Nemmeno a dirlo, nuovo record e miglior anno di sempre. Tanto che il livello di IPO e secondary issuances quest’anno e per la prima volta dal quarto trimestre del 2009 è stato superiore al controvalore di buybacks operati sullo Standard&Poor’s 500. Di fatto, lo storico contrafforte dei rialzi azionari dell’era Trump ha ceduto lo scettro di catalizzatore all’enfant prodige della fase terminale di liquidità a pioggia e disperata rincorsa all’occasione, prima che la musica si fermi e scatti la volata verso l’uscita di sicurezza.
Tanto più che oggi la sindrome da Fomo - Fear Of Missing Out, la paura di perdere il treno che passa solo una volta - appare amplificata all’ennesima potenza e traslata in patologia di massa, visto il peso sempre crescente e drammaticamente sbilanciato sul lato unilateralmente call del mercato da parte dei daily traders, i nuovi conquistatori di Wall Street attraverso il pc di casa e il conto titoli su Robinhood.
Sarà per questo che, come mostra l’ultimo grafico, la smart money continua a stare bellamente alla finestra di questo rally?

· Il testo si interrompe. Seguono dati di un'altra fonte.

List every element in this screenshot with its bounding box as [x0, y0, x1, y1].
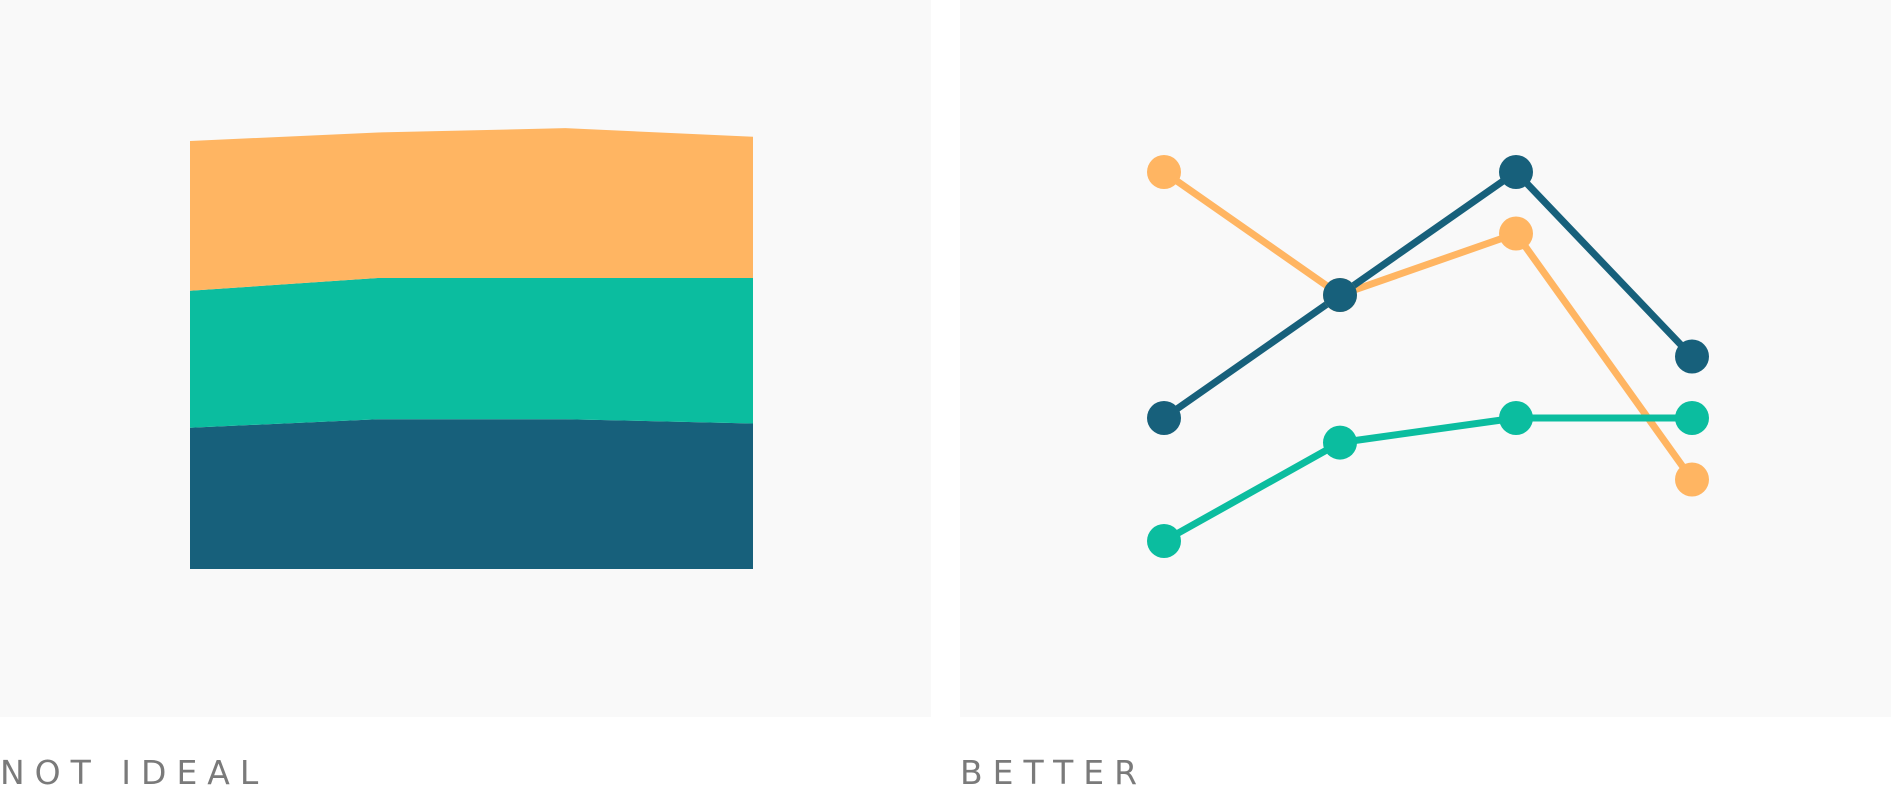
line-point-0-0 — [1147, 155, 1181, 189]
line-point-1-0 — [1147, 401, 1181, 435]
line-point-1-2 — [1499, 155, 1533, 189]
stacked-area-chart — [190, 128, 753, 569]
line-point-2-1 — [1323, 425, 1357, 460]
line-point-2-0 — [1147, 524, 1181, 558]
line-chart — [1147, 155, 1709, 558]
line-point-0-3 — [1675, 462, 1709, 497]
area-band-0 — [190, 419, 753, 569]
caption-better: BETTER — [960, 753, 1148, 792]
line-point-0-2 — [1499, 216, 1533, 251]
line-series-1 — [1160, 168, 1696, 422]
area-band-1 — [190, 277, 753, 428]
line-series-0 — [1160, 168, 1696, 483]
line-chart-panel — [960, 0, 1891, 717]
line-point-1-3 — [1675, 339, 1709, 374]
caption-not-ideal: NOT IDEAL — [0, 753, 269, 792]
line-point-2-3 — [1675, 401, 1709, 435]
line-series-2 — [1160, 414, 1696, 545]
area-band-2 — [190, 128, 753, 291]
line-point-1-1 — [1323, 278, 1357, 312]
stacked-area-panel — [0, 0, 931, 717]
line-point-2-2 — [1499, 401, 1533, 435]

Fonte: Bloomberg/Zerohedge
Anzi, seduta lungo la riva del fiume in silenziosa attesa. Alla luce dei dati appena messi in fila, il dubbio appare legittimo. Così come gli intoppi in cui sono già incorsi i vaccini di AstraZeneca e Sanofi assumono contorni da riflessione indiziaria, se letti attraverso la lente d’ingrandimento del sondaggio di Deutsche Bank e dei livelli di insostenibilità del mercato.
In fondo, la regola del sospetto non è solo il titolo di un film. E il timing dell’acquisizione record di Alexion da parte della casa farmaceutica di Oxford di certo non depone a favore di un diradarsi della nebbia.